A Learning-based Incentive Mechanism for Mobile AIGC Service in Decentralized Internet of Vehicles
Jiani Fan, Minrui Xu, Ziyao Liu, Huanyi Ye, Chaojie Gu, Dusit Niyato, Kwok-Yan Lam
TL;DR
The paper addresses resource-limited AIGC service provisioning in latency-sensitive IoV environments by designing a decentralized incentive mechanism that couples a double-sided auction at each RSU with multi-agent deep reinforcement learning. It introduces a McAfee-based allocation complemented by MAPPO-driven bidding agents to balance supply from virtual machines and demand from IoVs, optimizing global social welfare $SW(t)$ while minimizing latency $L(t)$. Key contributions include the market design for continuous AIGC service allocation, the MADRL-based mechanism, and empirical evaluation showing improved rewards and stable performance over baselines under varying IoV loads.
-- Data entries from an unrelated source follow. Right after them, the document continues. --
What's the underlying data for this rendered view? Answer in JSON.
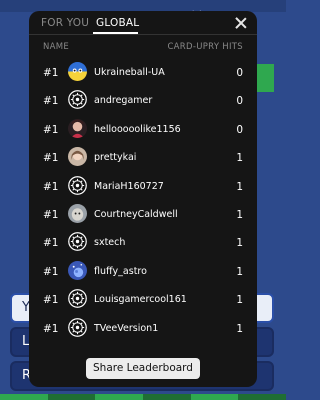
{
  "background": {
    "cards": [
      {
        "label": "Y"
      },
      {
        "label": "L"
      },
      {
        "label": "R"
      }
    ],
    "bottom_colors": [
      "#2fa84f",
      "#1f6e34",
      "#2fa84f",
      "#1f6e34",
      "#2fa84f",
      "#1f6e34"
    ]
  },
  "modal": {
    "tabs": [
      {
        "label": "FOR YOU",
        "active": false
      },
      {
        "label": "GLOBAL",
        "active": true
      }
    ],
    "columns": {
      "name": "NAME",
      "hits": "CARD-UPRY HITS"
    },
    "rows": [
      {
        "rank": "#1",
        "username": "Ukraineball-UA",
        "hits": "0",
        "avatar": "ukraine-ball"
      },
      {
        "rank": "#1",
        "username": "andregamer",
        "hits": "0",
        "avatar": "default-gear"
      },
      {
        "rank": "#1",
        "username": "hellooooolike1156",
        "hits": "0",
        "avatar": "photo-person"
      },
      {
        "rank": "#1",
        "username": "prettykai",
        "hits": "1",
        "avatar": "photo-person-light"
      },
      {
        "rank": "#1",
        "username": "MariaH160727",
        "hits": "1",
        "avatar": "default-gear"
      },
      {
        "rank": "#1",
        "username": "CourtneyCaldwell",
        "hits": "1",
        "avatar": "photo-animal"
      },
      {
        "rank": "#1",
        "username": "sxtech",
        "hits": "1",
        "avatar": "default-gear"
      },
      {
        "rank": "#1",
        "username": "fluffy_astro",
        "hits": "1",
        "avatar": "space-photo"
      },
      {
        "rank": "#1",
        "username": "Louisgamercool161",
        "hits": "1",
        "avatar": "default-gear"
      },
      {
        "rank": "#1",
        "username": "TVeeVersion1",
        "hits": "1",
        "avatar": "default-gear"
      }
    ],
    "share_label": "Share Leaderboard"
  }
}
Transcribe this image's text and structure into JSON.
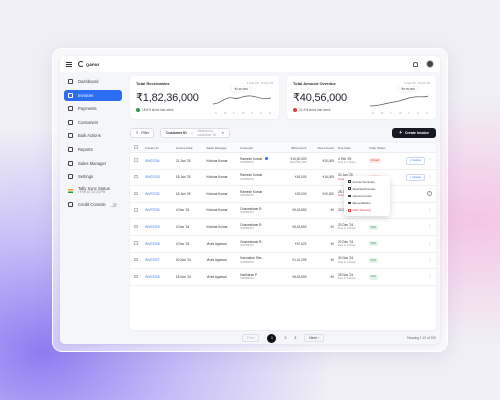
{
  "app": {
    "logo_text": "QAPAY"
  },
  "sidebar": {
    "items": [
      {
        "label": "Dashboard",
        "icon": "dashboard-icon"
      },
      {
        "label": "Invoices",
        "icon": "invoice-icon",
        "active": true
      },
      {
        "label": "Payments",
        "icon": "payment-icon"
      },
      {
        "label": "Customers",
        "icon": "customers-icon"
      },
      {
        "label": "Bulk Actions",
        "icon": "bulk-icon"
      },
      {
        "label": "Reports",
        "icon": "reports-icon"
      },
      {
        "label": "Sales Manager",
        "icon": "sales-manager-icon"
      },
      {
        "label": "Settings",
        "icon": "settings-icon"
      }
    ],
    "sync": {
      "label": "Tally Sync Status",
      "sub": "• Feb 14, 10:23 PM"
    },
    "credit": {
      "label": "Credit Console"
    }
  },
  "cards": {
    "receivables": {
      "title": "Total Receivables",
      "period": "1 Feb 25 - 8 Feb 25",
      "amount": "₹1,82,36,000",
      "trend": "18.5% since last week",
      "tooltip": "₹2,30,000",
      "days": [
        "S",
        "M",
        "T",
        "W",
        "T",
        "F",
        "S"
      ],
      "trend_color": "#2b9a4c"
    },
    "overdue": {
      "title": "Total Amount Overdue",
      "period": "1 Feb 25 - 8 Feb 25",
      "amount": "₹40,56,000",
      "trend": "12.4% since last week",
      "tooltip": "₹6,70,000",
      "days": [
        "S",
        "M",
        "T",
        "W",
        "T",
        "F",
        "S"
      ],
      "trend_color": "#e23b3b"
    }
  },
  "filterbar": {
    "filter_label": "Filter",
    "select_label": "Customer ID",
    "search_placeholder": "Search by customer ID",
    "create_label": "Create Invoice"
  },
  "table": {
    "headers": [
      "Invoice ID",
      "Invoice Date",
      "Sales Manager",
      "Customer",
      "Bill Amount",
      "Due Amount",
      "Due Date",
      "Order Status",
      ""
    ],
    "rows": [
      {
        "id": "INV07234",
        "date": "21 Jan '25",
        "manager": "Krishna Kumar",
        "customer": "Ramesh Kumar",
        "cust_id": "SUP89703",
        "bill": "₹10,00,000",
        "bill_sub": "Paid ₹40,000",
        "due": "₹20,000",
        "due_date": "4 Feb '25",
        "due_sub": "Due in 4 Days",
        "status": "Unpaid",
        "status_class": "unpaid",
        "action": "Invoice",
        "zoho": true
      },
      {
        "id": "INV07233",
        "date": "18 Jan '25",
        "manager": "Krishna Kumar",
        "customer": "Ramesh Kumar",
        "cust_id": "SUP89703",
        "bill": "₹16,000",
        "bill_sub": "",
        "due": "₹16,000",
        "due_date": "30 Jan '25",
        "due_sub": "Overdue by 1 day",
        "due_sub_red": true,
        "status": "Unpaid",
        "status_class": "unpaid",
        "action": "Invoice"
      },
      {
        "id": "INV07232",
        "date": "18 Jan '25",
        "manager": "Krishna Kumar",
        "customer": "Ramesh Kumar",
        "cust_id": "SUP89703",
        "bill": "₹20,000",
        "bill_sub": "",
        "due": "₹20,000",
        "due_date": "28 Jan '25",
        "due_sub": "Overdue by 3 days",
        "due_sub_red": true,
        "status": "Pending",
        "status_class": "pending",
        "action": "",
        "ring": true
      },
      {
        "id": "INV07230",
        "date": "4 Dec '24",
        "manager": "Krishna Kumar",
        "customer": "Gnaneshwar R.",
        "cust_id": "SUP89703",
        "bill": "₹5,43,653",
        "bill_sub": "",
        "due": "₹0",
        "due_date": "20 Dec '24",
        "due_sub": "",
        "status": "Cancelled",
        "status_class": "cancelled",
        "action": ""
      },
      {
        "id": "INV07229",
        "date": "4 Dec '24",
        "manager": "Krishna Kumar",
        "customer": "Gnaneshwar R.",
        "cust_id": "SUP89703",
        "bill": "₹5,43,653",
        "bill_sub": "",
        "due": "₹0",
        "due_date": "20 Dec '24",
        "due_sub": "Due in 4 Days",
        "status": "Paid",
        "status_class": "paid",
        "action": ""
      },
      {
        "id": "INV07228",
        "date": "4 Dec '24",
        "manager": "Vivek Agarwal",
        "customer": "Gnaneshwar R.",
        "cust_id": "SUP89703",
        "bill": "₹57,622",
        "bill_sub": "",
        "due": "₹0",
        "due_date": "20 Dec '24",
        "due_sub": "Due in 4 Days",
        "status": "Paid",
        "status_class": "paid",
        "action": ""
      },
      {
        "id": "INV07227",
        "date": "20 Nov '24",
        "manager": "Vivek Agarwal",
        "customer": "Karunakar She...",
        "cust_id": "SUP89703",
        "bill": "₹1,41,299",
        "bill_sub": "",
        "due": "₹0",
        "due_date": "30 Nov '24",
        "due_sub": "Due in 4 Days",
        "status": "Paid",
        "status_class": "paid",
        "action": ""
      },
      {
        "id": "INV07226",
        "date": "18 Nov '24",
        "manager": "Vivek Agarwal",
        "customer": "Hariharan P",
        "cust_id": "SUP89703",
        "bill": "₹5,43,653",
        "bill_sub": "",
        "due": "₹0",
        "due_date": "28 Nov '24",
        "due_sub": "Due in 4 Days",
        "status": "Paid",
        "status_class": "paid",
        "action": ""
      }
    ]
  },
  "context_menu": [
    {
      "label": "Invoice Summary",
      "red": false
    },
    {
      "label": "Download Invoice",
      "red": false
    },
    {
      "label": "Cancel Invoice",
      "red": false
    },
    {
      "label": "Reconciliation",
      "red": false
    },
    {
      "label": "Mark Disputes",
      "red": true
    }
  ],
  "pagination": {
    "prev": "Prev",
    "next": "Next",
    "pages": [
      "1",
      "2",
      "3"
    ],
    "current": "1",
    "showing": "Showing 1-10 of 200"
  }
}
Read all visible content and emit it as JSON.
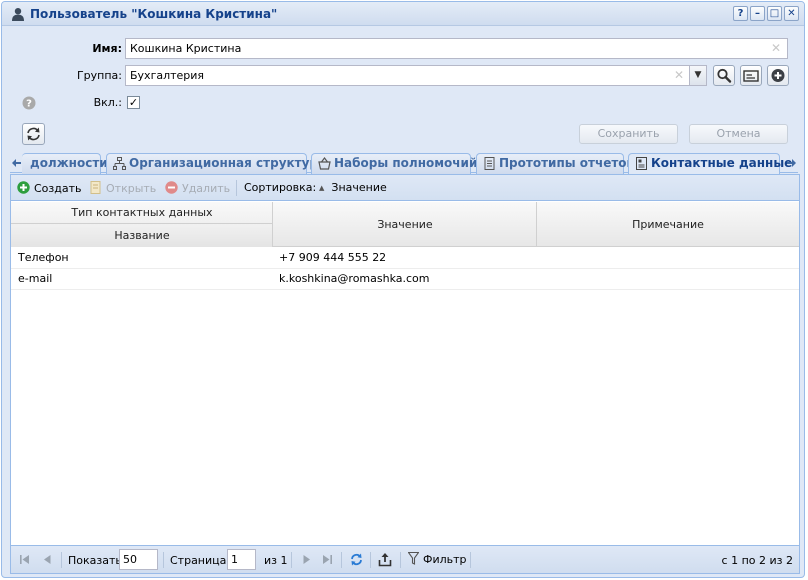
{
  "window": {
    "title": "Пользователь \"Кошкина Кристина\"",
    "buttons": [
      "?",
      "–",
      "□",
      "✕"
    ]
  },
  "form": {
    "name_label": "Имя:",
    "name_value": "Кошкина Кристина",
    "group_label": "Группа:",
    "group_value": "Бухгалтерия",
    "enabled_label": "Вкл.:",
    "enabled_checked": true,
    "save_label": "Сохранить",
    "cancel_label": "Отмена"
  },
  "tabs": [
    {
      "label": "должности",
      "active": false
    },
    {
      "label": "Организационная структура",
      "active": false
    },
    {
      "label": "Наборы полномочий",
      "active": false
    },
    {
      "label": "Прототипы отчетов",
      "active": false
    },
    {
      "label": "Контактные данные",
      "active": true
    }
  ],
  "toolbar": {
    "create_label": "Создать",
    "open_label": "Открыть",
    "delete_label": "Удалить",
    "sort_label": "Сортировка:",
    "sort_value": "Значение"
  },
  "grid": {
    "group_header": "Тип контактных данных",
    "col_name": "Название",
    "col_value": "Значение",
    "col_note": "Примечание",
    "rows": [
      {
        "name": "Телефон",
        "value": "+7 909 444 555 22",
        "note": ""
      },
      {
        "name": "e-mail",
        "value": "k.koshkina@romashka.com",
        "note": ""
      }
    ]
  },
  "pager": {
    "show_label": "Показать",
    "page_size": "50",
    "page_label": "Страница",
    "page_value": "1",
    "of_label": "из 1",
    "filter_label": "Фильтр",
    "summary": "с 1 по 2 из 2"
  },
  "colors": {
    "accent": "#15428b",
    "border": "#99bbe8",
    "background": "#dfe8f6",
    "create_icon": "#2e9e3e",
    "delete_icon": "#e08a8a"
  }
}
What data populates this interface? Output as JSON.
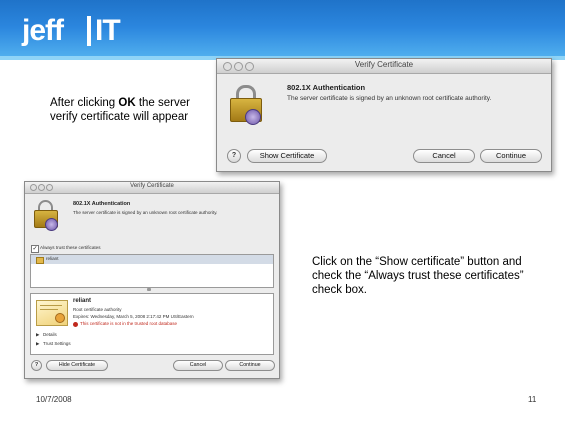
{
  "header": {
    "logo_left": "jeff",
    "logo_right": "IT"
  },
  "intro_text": {
    "prefix": "After clicking ",
    "ok": "OK",
    "suffix": " the server verify certificate will appear"
  },
  "instruction_text": "Click on the “Show certificate” button and check the “Always trust these certificates” check box.",
  "footer": {
    "date": "10/7/2008",
    "page": "11"
  },
  "dialog_top": {
    "title": "Verify Certificate",
    "heading": "802.1X Authentication",
    "message": "The server certificate is signed by an unknown root certificate authority.",
    "help": "?",
    "show_button": "Show Certificate",
    "cancel_button": "Cancel",
    "continue_button": "Continue"
  },
  "dialog_bottom": {
    "title": "Verify Certificate",
    "heading": "802.1X Authentication",
    "message": "The server certificate is signed by an unknown root certificate authority.",
    "always_trust": "Always trust these certificates",
    "cert_item": "reliant",
    "cert_name": "reliant",
    "cert_type": "Root certificate authority",
    "cert_expires": "Expires: Wednesday, March 5, 2008 2:17:42 PM US/Eastern",
    "cert_warning": "This certificate is not in the trusted root database",
    "details": "Details",
    "trust_settings": "Trust Settings",
    "help": "?",
    "hide_button": "Hide Certificate",
    "cancel_button": "Cancel",
    "continue_button": "Continue"
  },
  "colors": {
    "header_blue": "#1f73c9",
    "warning_red": "#c0281d"
  }
}
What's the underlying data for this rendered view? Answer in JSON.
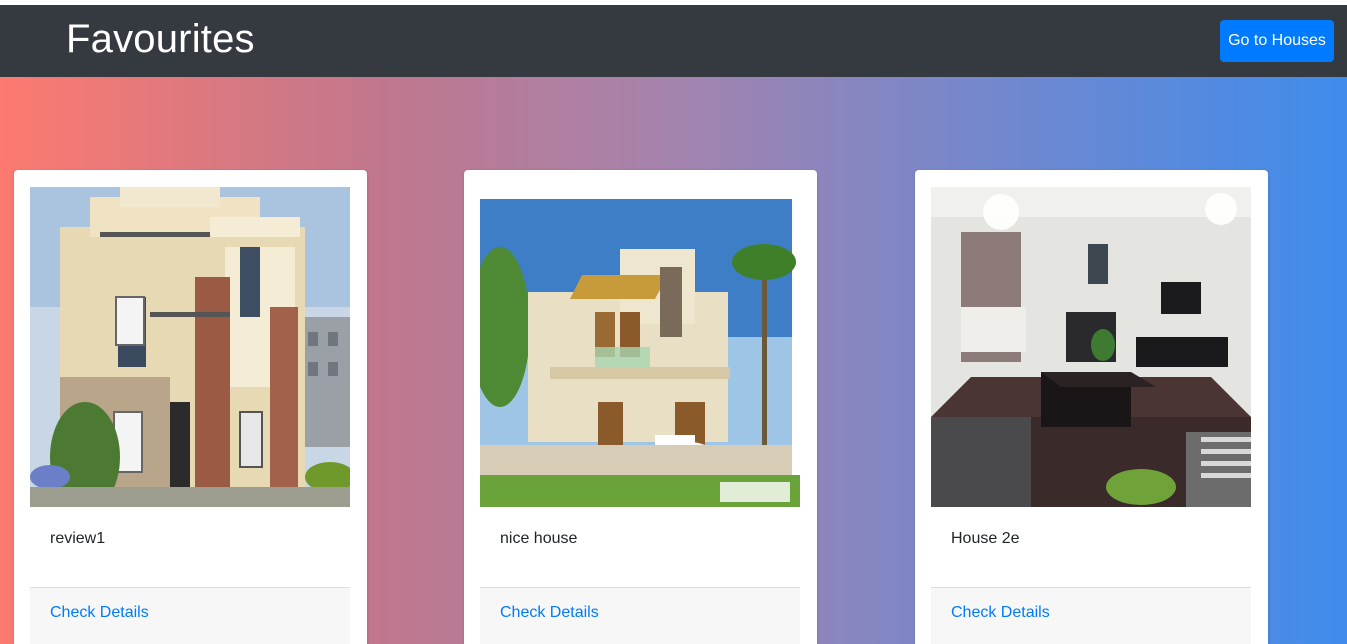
{
  "navbar": {
    "title": "Favourites",
    "go_button": "Go to Houses"
  },
  "cards": [
    {
      "title": "review1",
      "link": "Check Details",
      "image": "modern-multistorey-house-photo"
    },
    {
      "title": "nice house",
      "link": "Check Details",
      "image": "two-storey-house-with-car-photo"
    },
    {
      "title": "House 2e",
      "link": "Check Details",
      "image": "living-room-interior-photo"
    }
  ],
  "colors": {
    "navbar": "#343a40",
    "primary": "#007bff",
    "gradient_left": "#fc7a70",
    "gradient_right": "#3f8cec"
  }
}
The work offers a scalable, privacy-preserving approach for real-time, locally hosted AIGC services in decentralized IoV networks, reducing transmission latency and enhancing user experience.
Abstract
Artificial Intelligence-Generated Content (AIGC) refers to the paradigm of automated content generation utilizing AI models. Mobile AIGC services in the Internet of Vehicles (IoV) network have numerous advantages over traditional cloud-based AIGC services, including enhanced network efficiency, better reconfigurability, and stronger data security and privacy. Nonetheless, AIGC service provisioning frequently demands significant resources. Consequently, resource-constrained roadside units (RSUs) face challenges in maintaining a heterogeneous pool of AIGC services and addressing all user service requests without degrading overall performance. Therefore, in this paper, we propose a decentralized incentive mechanism for mobile AIGC service allocation, employing multi-agent deep reinforcement learning to find the balance between the supply of AIGC services on RSUs and user demand for services within the IoV context, optimizing user experience and minimizing transmission latency. Experimental results demonstrate that our approach achieves superior performance compared to other baseline models.